Однако мятежная половина семьи художника взглянула на такое простое дело, как совместная трапеза отца и сына, не более снисходительно, чем на свадьбу последнего. Корнелия наотрез отказалась что-нибудь изменить в их обычном скромном меню и сесть за стол втроем — отец, брат и она. Рембрандт и сам понимал, что это немыслимо: Арт и Ребекка всегда ели с ним за одним столом, и у него язык бы не повернулся отослать их есть на кухню, словно слуг в аристократическом доме. Да, это было немыслимо, но и обойтись без этого было трудно: у старой Ребекки была привычка соваться в разговор с неуместными замечаниями, а отношения между учеником и сыном художника всегда отличались отчужденностью и холодностью.

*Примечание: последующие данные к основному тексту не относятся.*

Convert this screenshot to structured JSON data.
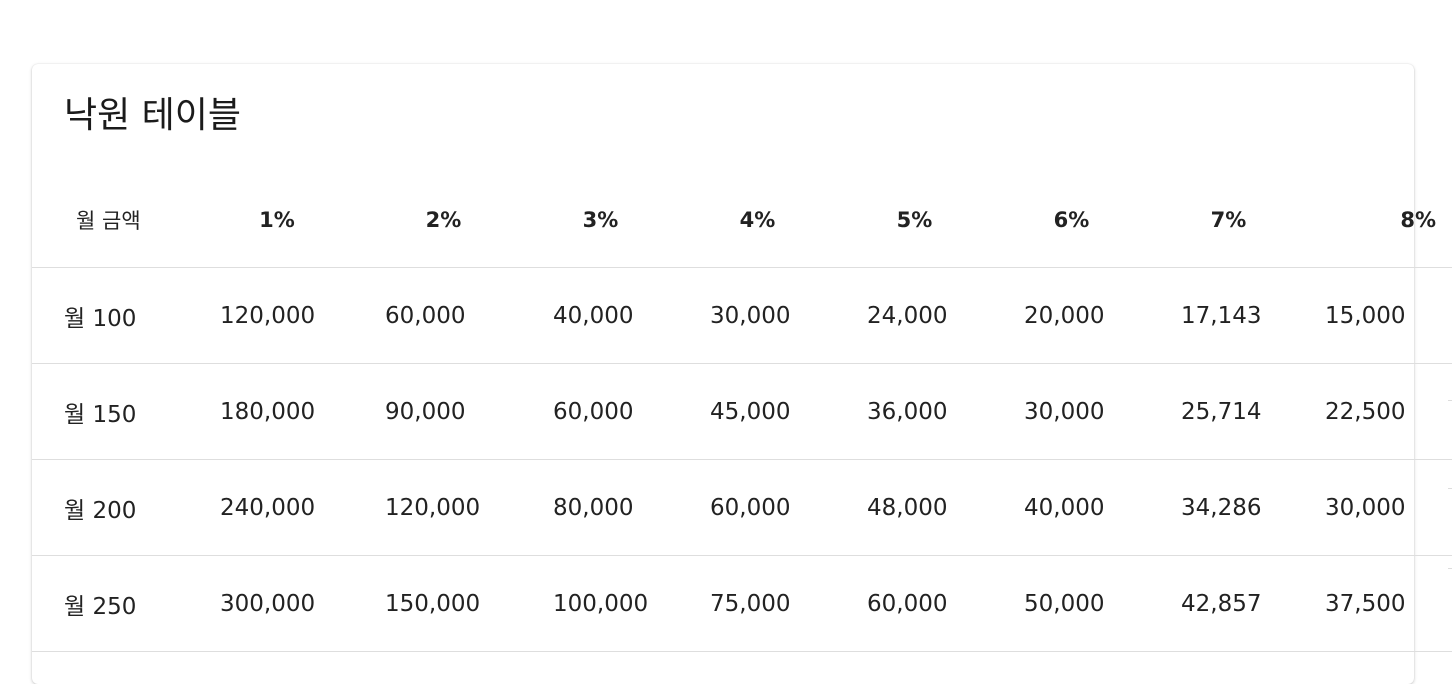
{
  "card": {
    "title": "낙원 테이블"
  },
  "table": {
    "headers": [
      "월 금액",
      "1%",
      "2%",
      "3%",
      "4%",
      "5%",
      "6%",
      "7%",
      "8%"
    ],
    "rows": [
      [
        "월 100",
        "120,000",
        "60,000",
        "40,000",
        "30,000",
        "24,000",
        "20,000",
        "17,143",
        "15,000"
      ],
      [
        "월 150",
        "180,000",
        "90,000",
        "60,000",
        "45,000",
        "36,000",
        "30,000",
        "25,714",
        "22,500"
      ],
      [
        "월 200",
        "240,000",
        "120,000",
        "80,000",
        "60,000",
        "48,000",
        "40,000",
        "34,286",
        "30,000"
      ],
      [
        "월 250",
        "300,000",
        "150,000",
        "100,000",
        "75,000",
        "60,000",
        "50,000",
        "42,857",
        "37,500"
      ]
    ]
  }
}
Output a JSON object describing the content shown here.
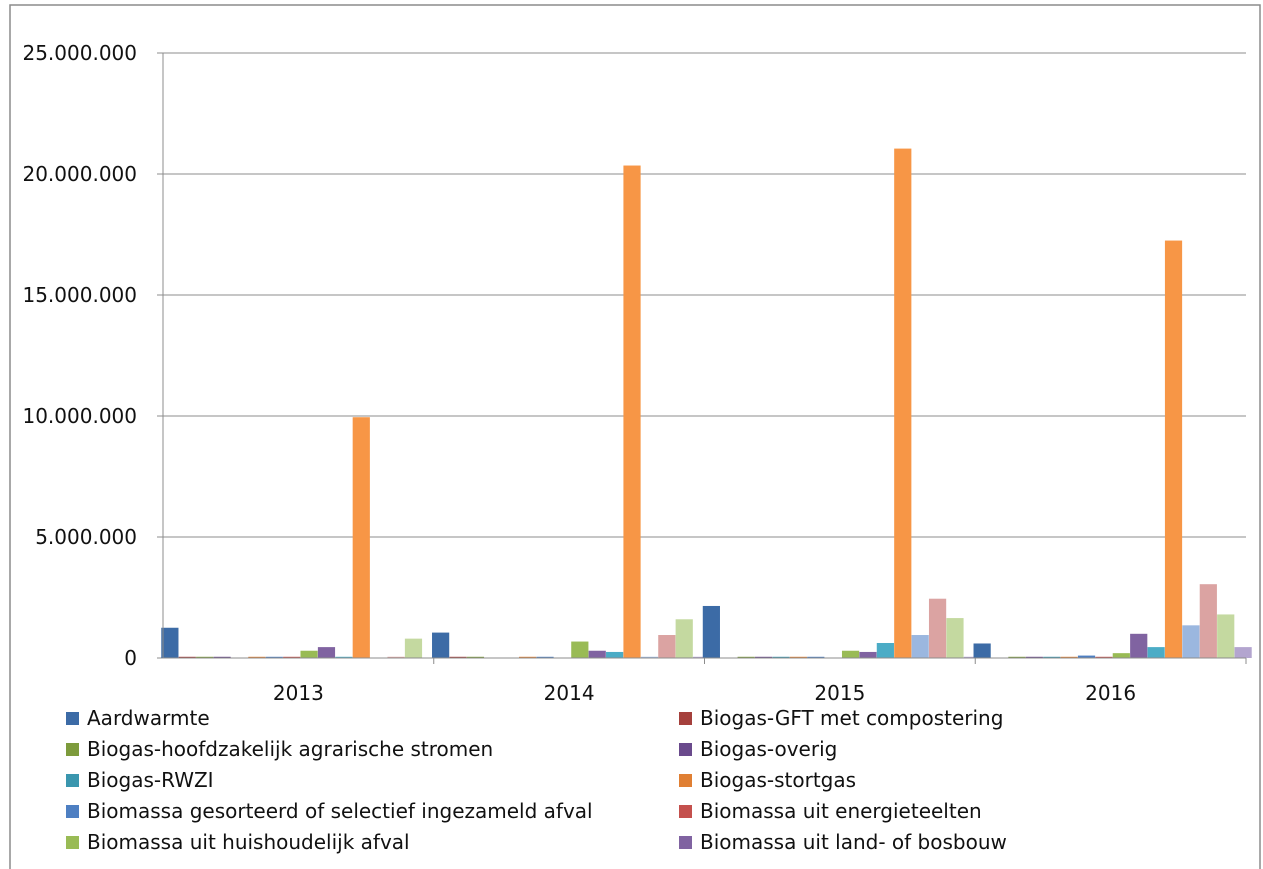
{
  "chart_data": {
    "type": "bar",
    "categories": [
      "2013",
      "2014",
      "2015",
      "2016"
    ],
    "ylim": [
      0,
      25000000
    ],
    "yticks": [
      0,
      5000000,
      10000000,
      15000000,
      20000000,
      25000000
    ],
    "ytick_labels": [
      "0",
      "5.000.000",
      "10.000.000",
      "15.000.000",
      "20.000.000",
      "25.000.000"
    ],
    "grid": true,
    "legend_position": "bottom",
    "series": [
      {
        "name": "Aardwarmte",
        "color": "#3C6BA6",
        "values": [
          1250000,
          1050000,
          2150000,
          600000
        ]
      },
      {
        "name": "Biogas-GFT met compostering",
        "color": "#A5403C",
        "values": [
          50000,
          50000,
          0,
          0
        ]
      },
      {
        "name": "Biogas-hoofdzakelijk agrarische stromen",
        "color": "#7D9B3C",
        "values": [
          50000,
          50000,
          50000,
          50000
        ]
      },
      {
        "name": "Biogas-overig",
        "color": "#6A4A8C",
        "values": [
          50000,
          0,
          50000,
          50000
        ]
      },
      {
        "name": "Biogas-RWZI",
        "color": "#3A96AE",
        "values": [
          0,
          0,
          50000,
          50000
        ]
      },
      {
        "name": "Biogas-stortgas",
        "color": "#E07F33",
        "values": [
          50000,
          50000,
          50000,
          50000
        ]
      },
      {
        "name": "Biomassa gesorteerd of selectief ingezameld afval",
        "color": "#4E7FC2",
        "values": [
          50000,
          50000,
          50000,
          100000
        ]
      },
      {
        "name": "Biomassa uit energieteelten",
        "color": "#C4504D",
        "values": [
          50000,
          0,
          0,
          50000
        ]
      },
      {
        "name": "Biomassa uit huishoudelijk afval",
        "color": "#99BB55",
        "values": [
          300000,
          680000,
          300000,
          200000
        ]
      },
      {
        "name": "Biomassa uit land- of bosbouw",
        "color": "#8063A1",
        "values": [
          450000,
          300000,
          250000,
          1000000
        ]
      },
      {
        "name": "",
        "color": "#4BACC6",
        "values": [
          50000,
          250000,
          620000,
          450000
        ]
      },
      {
        "name": "",
        "color": "#F79646",
        "values": [
          9950000,
          20350000,
          21050000,
          17250000
        ]
      },
      {
        "name": "",
        "color": "#9BB7DF",
        "values": [
          0,
          50000,
          950000,
          1350000
        ]
      },
      {
        "name": "",
        "color": "#DBA3A2",
        "values": [
          50000,
          950000,
          2450000,
          3050000
        ]
      },
      {
        "name": "",
        "color": "#C4D9A0",
        "values": [
          800000,
          1600000,
          1650000,
          1800000
        ]
      },
      {
        "name": "",
        "color": "#B3A5CF",
        "values": [
          0,
          50000,
          50000,
          450000
        ]
      }
    ]
  }
}
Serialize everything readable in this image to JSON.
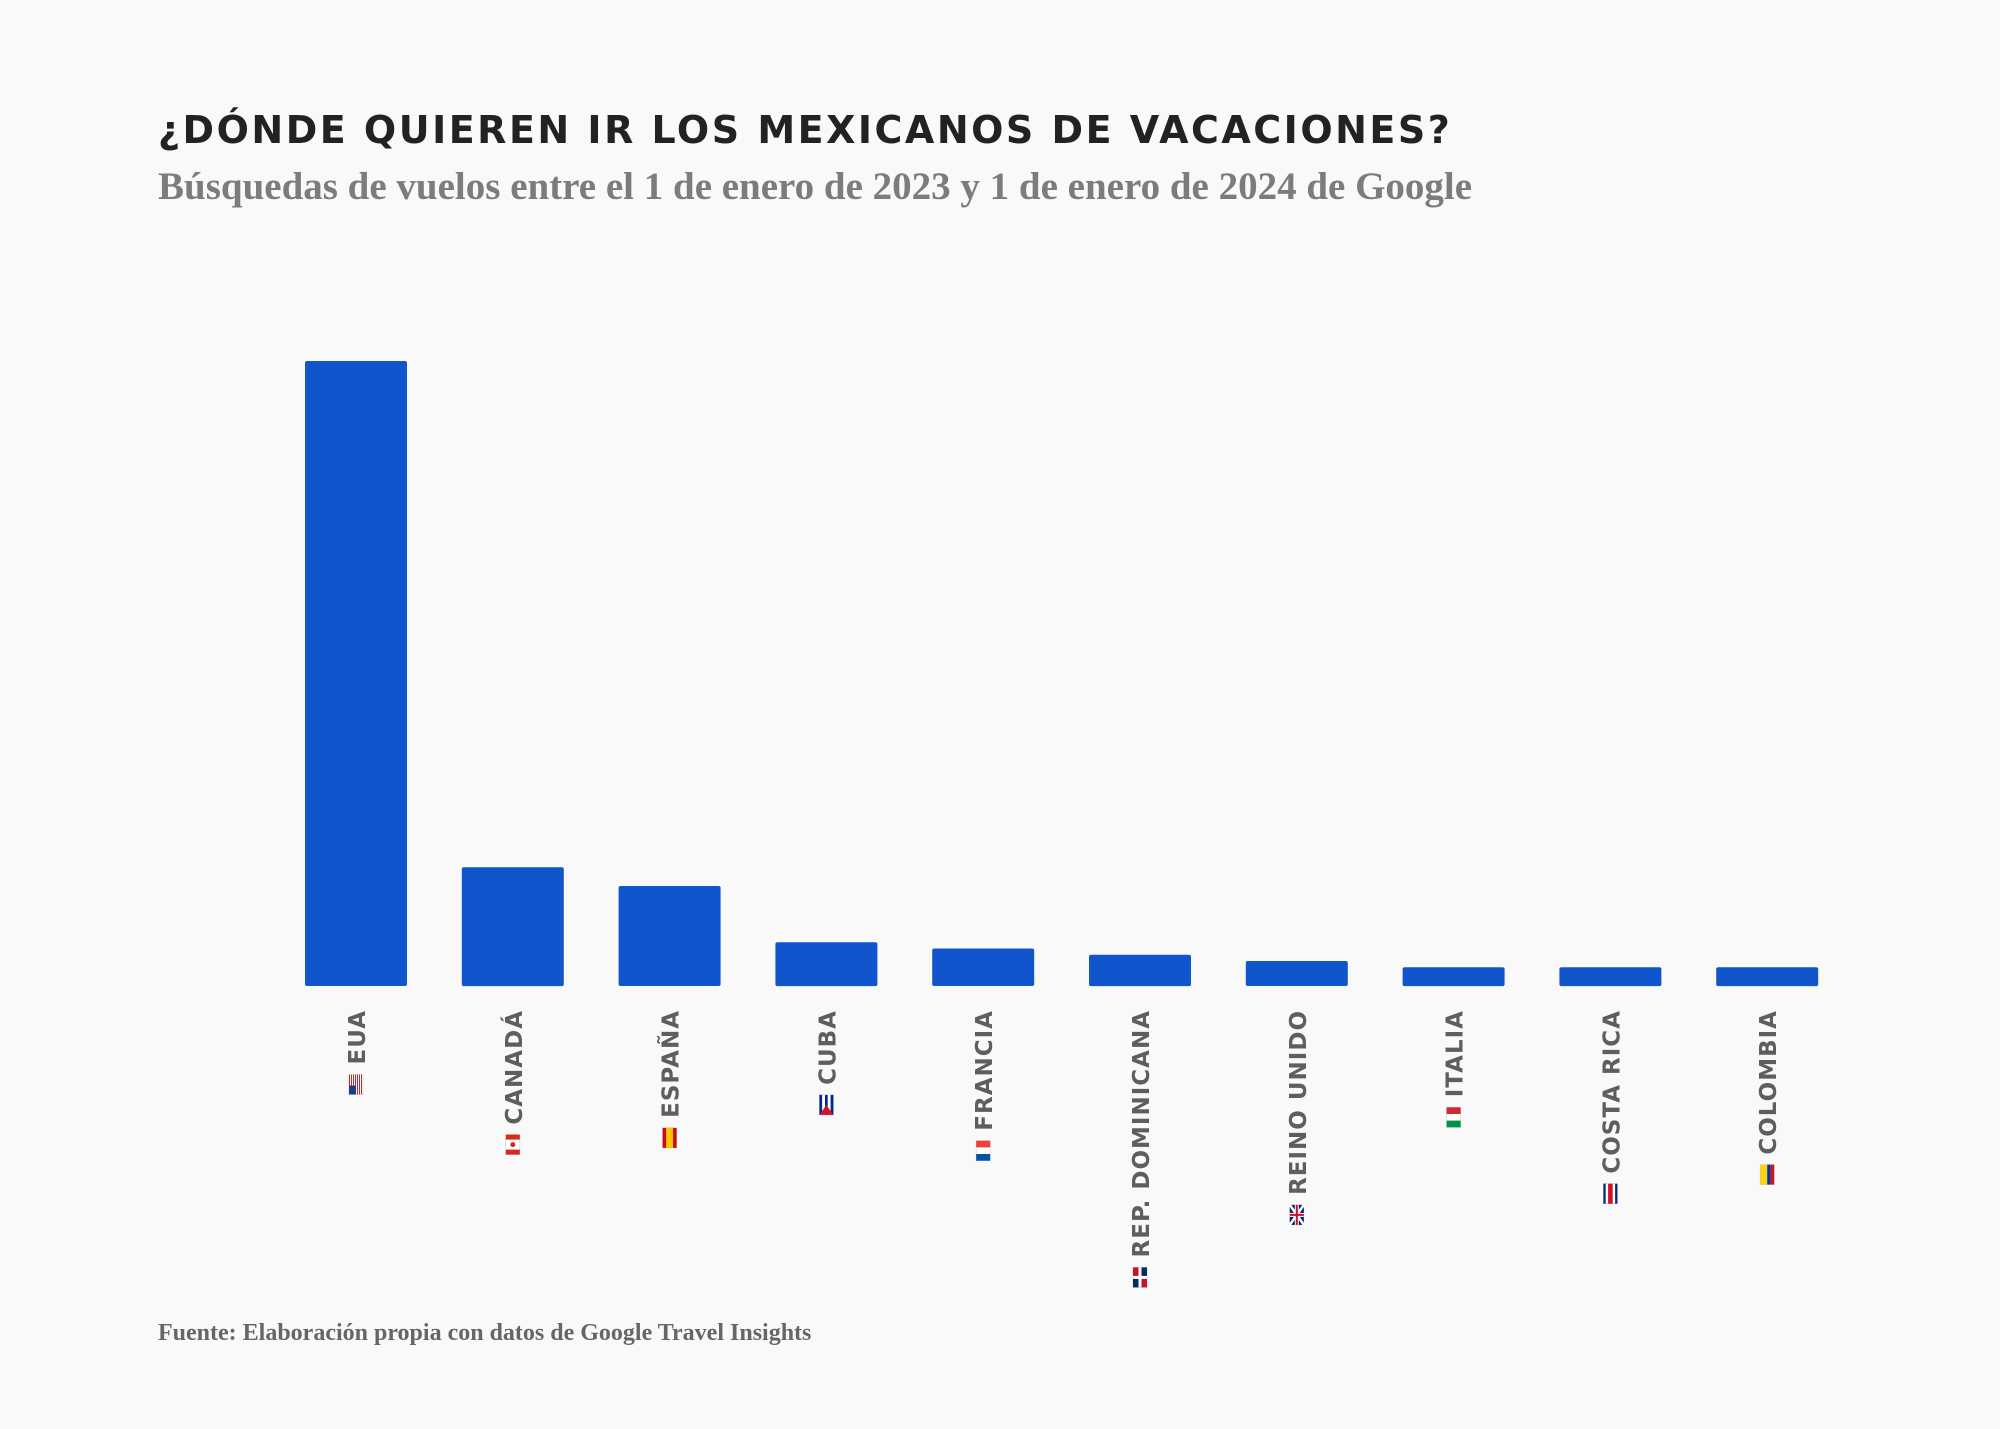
{
  "header": {
    "title": "¿DÓNDE QUIEREN IR LOS MEXICANOS DE VACACIONES?",
    "subtitle": "Búsquedas de vuelos entre el 1 de enero de 2023 y 1 de enero de 2024 de Google"
  },
  "footer": {
    "source": "Fuente: Elaboración propia con datos de Google Travel Insights"
  },
  "colors": {
    "bar": "#1155cc",
    "label": "#5e5e5e"
  },
  "chart_data": {
    "type": "bar",
    "title": "¿DÓNDE QUIEREN IR LOS MEXICANOS DE VACACIONES?",
    "subtitle": "Búsquedas de vuelos entre el 1 de enero de 2023 y 1 de enero de 2024 de Google",
    "categories": [
      "EUA",
      "CANADÁ",
      "ESPAÑA",
      "CUBA",
      "FRANCIA",
      "REP. DOMINICANA",
      "REINO UNIDO",
      "ITALIA",
      "COSTA RICA",
      "COLOMBIA"
    ],
    "flags": [
      "flag-usa-icon",
      "flag-canada-icon",
      "flag-spain-icon",
      "flag-cuba-icon",
      "flag-france-icon",
      "flag-dominican-republic-icon",
      "flag-uk-icon",
      "flag-italy-icon",
      "flag-costa-rica-icon",
      "flag-colombia-icon"
    ],
    "values": [
      100,
      19,
      16,
      7,
      6,
      5,
      4,
      3,
      3,
      3
    ],
    "xlabel": "",
    "ylabel": "",
    "ylim": [
      0,
      100
    ],
    "grid": false,
    "label_orientation": "vertical"
  }
}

И хотя Рембрандт в конце концов выторговал у Корнелии согласие на пирог с мясом и затейливый салат, хотя на стол были поставлены хорошие оловянные тарелки и постелена лучшая скатерть, настроение у всех было отнюдь не праздничное. Сам художник испытывал опасения, Ребекка волновалась, Корнелия постаралась привести себя в самый непривлекательный вид, тогда как Арт, по той же самой причине, нарядился как можно великолепнее: на нем были камзол и штаны цвета королевской синьки, в которых он не щеголял с тех самых пор, как превратился из дордрехтского аристократа в амстердамского ученика.
Если Арт возымел намерение затмить Титуса, то он мог и не давать себе столько труда. Хоть Титус явился в том самом костюме цвета бордо, в котором венчался, выглядел он не то что на десять, а на целых двадцать лет старше ученика: впалые щеки, заострившийся нос, бескровные губы. После женитьбы он стал еще апатичнее, и только возбуждение при мысли о возможности что-нибудь продать первому среди итальянских коллекционеров выводило его из состояния полного безразличия. Румянец оживлял его усталое лицо лишь тогда, когда речь заходила о том, что Медичи редко дают за картину меньше пятисот флоринов, или о том, что этот возможный покупатель, человек весьма набожный, захочет, вероятно, приобрести одно из полотен на библейские сюжеты. Уж не болен ли он? — спросил себя художник, усаживая сына во главе стола, между собой и Корнелией. Нет, не похоже. Видимо, слишком переусердствовал с Магдаленой.
— Над чем ты сейчас работаешь, отец?
— Над портретом госпожи де Барриос. Он почти закончен.
— Мне хотелось бы взглянуть на него.
— Как! Вы его еще не видели? — вмешался Арт де Гельдер.
— Но ведь портрет находится не здесь. Я полагал, что отец работает над ним у де Барриосов на Бреестрат.
— Верно, но они охотно разрешают его смотреть, — возразил ученик. — Я, например, побывал там уже два раза.